Article 7. Refund Policy

  1. The Customer has the right to withdraw from the service agreement and any associated digital content delivery agreement within 14 days of its conclusion, without providing any reason.
  2. The right of withdrawal commences on the day the Agreement is concluded.
  3. The right of withdrawal and entitlement to a full refund shall lapse once the Company has fully performed the Agreement.
  4. If the Company has initiated its business processes, leading to the Agreement, the Customer's right of withdrawal and entitlement to a refund will be reduced to 25% of the initial service amount, reflecting, but not limited to, the costs incurred by the Company for initiating the Agreement and processing the Application, as well as the non-refundable costs associated with retrieving documentation from Companies House.
  5. The initiation of the Agreement includes, but is not limited to, the review and assessment of the Application and the commencement of subsequent procedural steps.

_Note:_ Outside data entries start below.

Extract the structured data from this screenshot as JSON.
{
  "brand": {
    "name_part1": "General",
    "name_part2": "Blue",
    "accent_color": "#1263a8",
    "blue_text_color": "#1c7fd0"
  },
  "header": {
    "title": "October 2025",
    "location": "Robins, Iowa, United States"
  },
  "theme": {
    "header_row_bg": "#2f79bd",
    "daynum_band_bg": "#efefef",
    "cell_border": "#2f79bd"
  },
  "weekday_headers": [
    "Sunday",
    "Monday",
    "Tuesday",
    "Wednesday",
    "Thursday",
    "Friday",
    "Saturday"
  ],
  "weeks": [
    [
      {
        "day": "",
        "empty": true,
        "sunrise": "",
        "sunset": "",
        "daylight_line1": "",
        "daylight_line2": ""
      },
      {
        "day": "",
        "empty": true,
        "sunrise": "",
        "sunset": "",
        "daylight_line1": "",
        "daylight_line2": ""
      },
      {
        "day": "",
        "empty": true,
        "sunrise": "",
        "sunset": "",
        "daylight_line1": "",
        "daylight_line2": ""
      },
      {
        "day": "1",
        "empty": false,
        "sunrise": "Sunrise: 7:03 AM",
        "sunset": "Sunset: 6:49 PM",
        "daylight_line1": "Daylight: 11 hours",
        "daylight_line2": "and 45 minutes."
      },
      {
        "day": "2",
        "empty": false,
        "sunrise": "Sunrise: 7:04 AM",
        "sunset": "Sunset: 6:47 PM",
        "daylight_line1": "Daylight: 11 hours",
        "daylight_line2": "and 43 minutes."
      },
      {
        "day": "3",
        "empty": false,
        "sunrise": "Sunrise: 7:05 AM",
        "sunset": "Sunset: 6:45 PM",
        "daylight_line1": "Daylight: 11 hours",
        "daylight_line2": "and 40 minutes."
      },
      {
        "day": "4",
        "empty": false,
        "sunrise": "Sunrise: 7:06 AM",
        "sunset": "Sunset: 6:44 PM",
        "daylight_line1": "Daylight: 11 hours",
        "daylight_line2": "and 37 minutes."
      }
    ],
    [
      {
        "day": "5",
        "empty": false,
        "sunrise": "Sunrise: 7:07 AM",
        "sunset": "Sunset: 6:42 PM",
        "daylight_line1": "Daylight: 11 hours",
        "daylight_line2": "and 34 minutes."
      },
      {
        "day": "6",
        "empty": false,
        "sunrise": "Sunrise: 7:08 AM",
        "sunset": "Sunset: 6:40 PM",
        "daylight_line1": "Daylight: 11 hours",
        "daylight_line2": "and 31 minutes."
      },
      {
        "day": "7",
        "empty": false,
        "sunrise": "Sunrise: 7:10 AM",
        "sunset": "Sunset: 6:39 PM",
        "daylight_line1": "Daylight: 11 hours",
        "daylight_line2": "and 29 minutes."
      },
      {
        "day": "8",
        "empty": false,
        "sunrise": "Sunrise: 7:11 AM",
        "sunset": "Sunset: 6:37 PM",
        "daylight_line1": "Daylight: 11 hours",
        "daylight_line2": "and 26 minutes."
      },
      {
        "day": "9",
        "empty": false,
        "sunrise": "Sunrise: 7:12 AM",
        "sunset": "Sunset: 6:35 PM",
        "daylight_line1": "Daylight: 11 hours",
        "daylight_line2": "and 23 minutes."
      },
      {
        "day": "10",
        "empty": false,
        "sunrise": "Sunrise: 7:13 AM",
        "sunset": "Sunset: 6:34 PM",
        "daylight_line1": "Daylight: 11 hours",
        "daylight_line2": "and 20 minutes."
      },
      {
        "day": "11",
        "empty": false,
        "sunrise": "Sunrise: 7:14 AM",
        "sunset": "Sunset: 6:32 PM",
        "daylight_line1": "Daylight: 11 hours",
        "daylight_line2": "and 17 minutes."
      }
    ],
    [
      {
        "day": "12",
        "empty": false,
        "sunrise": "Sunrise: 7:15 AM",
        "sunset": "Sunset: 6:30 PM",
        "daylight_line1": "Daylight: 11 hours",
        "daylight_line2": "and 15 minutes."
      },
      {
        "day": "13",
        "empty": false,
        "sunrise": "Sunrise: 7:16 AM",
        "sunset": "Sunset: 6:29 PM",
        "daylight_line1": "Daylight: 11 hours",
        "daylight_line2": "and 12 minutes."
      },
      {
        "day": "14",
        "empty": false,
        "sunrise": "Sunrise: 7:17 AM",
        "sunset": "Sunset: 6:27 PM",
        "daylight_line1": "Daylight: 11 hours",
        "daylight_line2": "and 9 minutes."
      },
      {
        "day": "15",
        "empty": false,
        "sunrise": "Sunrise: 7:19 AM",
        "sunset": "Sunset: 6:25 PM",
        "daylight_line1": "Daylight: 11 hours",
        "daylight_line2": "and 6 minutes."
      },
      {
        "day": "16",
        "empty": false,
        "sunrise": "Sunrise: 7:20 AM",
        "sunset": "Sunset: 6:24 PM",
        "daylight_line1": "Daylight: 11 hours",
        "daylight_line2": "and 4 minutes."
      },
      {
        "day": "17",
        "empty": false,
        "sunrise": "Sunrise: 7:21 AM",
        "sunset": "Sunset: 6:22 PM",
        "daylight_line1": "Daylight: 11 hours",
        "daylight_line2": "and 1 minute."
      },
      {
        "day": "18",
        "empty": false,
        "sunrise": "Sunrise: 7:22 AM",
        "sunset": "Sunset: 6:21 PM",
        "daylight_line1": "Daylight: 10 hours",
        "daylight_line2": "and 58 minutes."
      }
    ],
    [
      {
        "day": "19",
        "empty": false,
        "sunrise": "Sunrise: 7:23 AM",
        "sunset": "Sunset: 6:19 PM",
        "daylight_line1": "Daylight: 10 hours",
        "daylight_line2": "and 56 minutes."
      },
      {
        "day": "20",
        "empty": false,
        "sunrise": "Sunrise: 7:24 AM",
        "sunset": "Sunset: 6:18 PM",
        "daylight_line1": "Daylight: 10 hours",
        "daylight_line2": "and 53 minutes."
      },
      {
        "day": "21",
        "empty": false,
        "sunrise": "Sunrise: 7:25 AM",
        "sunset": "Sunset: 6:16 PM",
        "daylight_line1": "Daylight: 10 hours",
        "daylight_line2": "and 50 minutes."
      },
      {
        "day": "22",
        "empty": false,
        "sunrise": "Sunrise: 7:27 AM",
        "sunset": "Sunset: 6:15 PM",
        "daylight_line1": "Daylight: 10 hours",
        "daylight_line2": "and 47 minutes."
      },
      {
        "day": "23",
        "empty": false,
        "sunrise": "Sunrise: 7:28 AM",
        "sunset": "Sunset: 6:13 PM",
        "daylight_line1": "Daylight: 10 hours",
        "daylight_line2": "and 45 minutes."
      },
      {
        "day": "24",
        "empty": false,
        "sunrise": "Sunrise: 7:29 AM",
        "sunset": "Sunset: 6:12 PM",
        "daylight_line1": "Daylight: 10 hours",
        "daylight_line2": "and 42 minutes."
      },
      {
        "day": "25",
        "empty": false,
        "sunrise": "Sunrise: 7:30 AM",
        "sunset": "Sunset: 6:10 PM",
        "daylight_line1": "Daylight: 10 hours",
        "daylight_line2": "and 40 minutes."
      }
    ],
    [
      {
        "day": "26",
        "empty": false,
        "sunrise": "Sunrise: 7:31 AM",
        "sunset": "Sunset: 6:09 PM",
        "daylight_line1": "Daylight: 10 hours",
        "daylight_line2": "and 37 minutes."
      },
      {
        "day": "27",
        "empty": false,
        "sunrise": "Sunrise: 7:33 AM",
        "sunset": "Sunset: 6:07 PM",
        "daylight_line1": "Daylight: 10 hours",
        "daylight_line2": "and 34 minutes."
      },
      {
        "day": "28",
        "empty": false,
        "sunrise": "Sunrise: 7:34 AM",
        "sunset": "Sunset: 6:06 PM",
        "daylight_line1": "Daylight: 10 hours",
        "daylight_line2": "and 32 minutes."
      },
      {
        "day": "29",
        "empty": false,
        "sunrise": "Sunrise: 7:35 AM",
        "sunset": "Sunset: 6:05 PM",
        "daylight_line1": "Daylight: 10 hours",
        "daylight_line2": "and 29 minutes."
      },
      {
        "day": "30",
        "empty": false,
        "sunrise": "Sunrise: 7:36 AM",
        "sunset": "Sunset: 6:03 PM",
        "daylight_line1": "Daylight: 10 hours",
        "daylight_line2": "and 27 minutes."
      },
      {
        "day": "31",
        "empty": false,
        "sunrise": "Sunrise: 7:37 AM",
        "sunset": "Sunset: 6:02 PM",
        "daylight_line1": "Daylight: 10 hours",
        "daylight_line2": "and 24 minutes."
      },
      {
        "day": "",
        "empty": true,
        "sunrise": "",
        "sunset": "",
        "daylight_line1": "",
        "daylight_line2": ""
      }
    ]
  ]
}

  6. The Customer must inform the Company by email within the 14-day reflection period if they wish to exercise their right of withdrawal.
  7. The burden of proof regarding the correct and timely exercise of the right of withdrawal lies with the Customer. If the Customer exercises this right, all supplementary agreements are automatically terminated.
This document represents the full and complete understanding between the Customer and the Company concerning the subject matter herein and supersedes any prior agreements or representations, whether oral or written.